| Abstract: The Halo Occupation Distribution (HOD) framework provides a key theoretical bridge between the observed clustering of active galactic nuclei (AGN) and the underlying dark matter halo population. Despite its widespread use, standard HOD prescriptions often assume weak or negligible redshift evolution, an assumption that remains poorly tested for luminous quasars. We use state-of-the-art cosmological hydrodynamic simulations, IllustrisTNG and SIMBA, to investigate the redshift, luminosity, and black hole mass dependence of quasar HODs.

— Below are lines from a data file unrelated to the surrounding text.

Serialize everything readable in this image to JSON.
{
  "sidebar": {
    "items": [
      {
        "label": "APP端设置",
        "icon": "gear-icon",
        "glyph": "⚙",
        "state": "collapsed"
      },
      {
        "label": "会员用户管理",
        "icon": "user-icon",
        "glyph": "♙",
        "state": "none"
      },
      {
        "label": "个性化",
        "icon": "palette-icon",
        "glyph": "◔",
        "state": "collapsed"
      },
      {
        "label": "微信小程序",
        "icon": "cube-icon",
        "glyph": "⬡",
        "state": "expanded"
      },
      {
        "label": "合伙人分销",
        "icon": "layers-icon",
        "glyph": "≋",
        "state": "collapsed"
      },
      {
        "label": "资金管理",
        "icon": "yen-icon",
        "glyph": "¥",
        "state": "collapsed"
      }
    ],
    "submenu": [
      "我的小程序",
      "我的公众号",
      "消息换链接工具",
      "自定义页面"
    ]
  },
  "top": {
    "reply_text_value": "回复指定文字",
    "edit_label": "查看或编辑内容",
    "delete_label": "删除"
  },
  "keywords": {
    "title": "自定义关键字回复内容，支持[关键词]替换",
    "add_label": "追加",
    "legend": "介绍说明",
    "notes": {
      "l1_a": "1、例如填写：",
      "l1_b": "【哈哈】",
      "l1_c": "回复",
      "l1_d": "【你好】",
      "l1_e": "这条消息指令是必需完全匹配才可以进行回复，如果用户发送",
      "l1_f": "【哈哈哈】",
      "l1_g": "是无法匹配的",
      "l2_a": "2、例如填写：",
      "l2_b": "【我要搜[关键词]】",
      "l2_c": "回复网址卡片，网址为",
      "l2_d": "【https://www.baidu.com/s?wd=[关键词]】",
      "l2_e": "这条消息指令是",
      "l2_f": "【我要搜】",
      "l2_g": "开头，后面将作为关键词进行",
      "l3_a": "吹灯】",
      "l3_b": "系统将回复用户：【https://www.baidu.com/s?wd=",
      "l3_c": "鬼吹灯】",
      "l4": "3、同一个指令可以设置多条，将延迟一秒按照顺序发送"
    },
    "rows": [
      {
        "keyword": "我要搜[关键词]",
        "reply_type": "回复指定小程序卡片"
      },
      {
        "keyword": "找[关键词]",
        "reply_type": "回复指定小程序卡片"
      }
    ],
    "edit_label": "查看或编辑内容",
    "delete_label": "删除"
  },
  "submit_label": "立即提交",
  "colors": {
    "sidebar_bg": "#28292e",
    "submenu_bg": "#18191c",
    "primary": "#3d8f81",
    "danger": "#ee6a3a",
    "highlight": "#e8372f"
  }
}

Across both simulations, we find that quasar activity is significantly suppressed at a characteristic halo mass scale of 10^13 solar mass, leading to a pronounced departure from commonly adopted HOD models. This quenching becomes increasingly significant at low redshifts for luminosity-selected quasar samples. We demonstrate that neglecting this effect can introduce substantial biases in clustering-based inferences of quasar host halo masses, with errors of up to an order of magnitude in the central occupation and tens of percent in the inferred satellite fraction. While the central occupation is strongly quenched, the satellite occupation retains a power-law–like form, resulting in a satellite fraction that increases monotonically toward low redshift.
We also find that, in contrast to luminosity-selected quasars, the halo occupation of mass-selected supermassive black holes exhibits minimal redshift evolution and is well described by a step function plus power-law form, similar to that found for galaxies and low-luminosity AGN. By comparing different feedback implementations in SIMBA, we find that jet-mode feedback plays a central role in quenching central quasar activity. These results highlight the necessity of incorporating redshift-dependent and feedback-driven effects into HOD modeling, with important implications for the interpretation of host halo masses from AGN clustering in the context of forthcoming large-scale survey data. (arXiv:2508.08851v2) |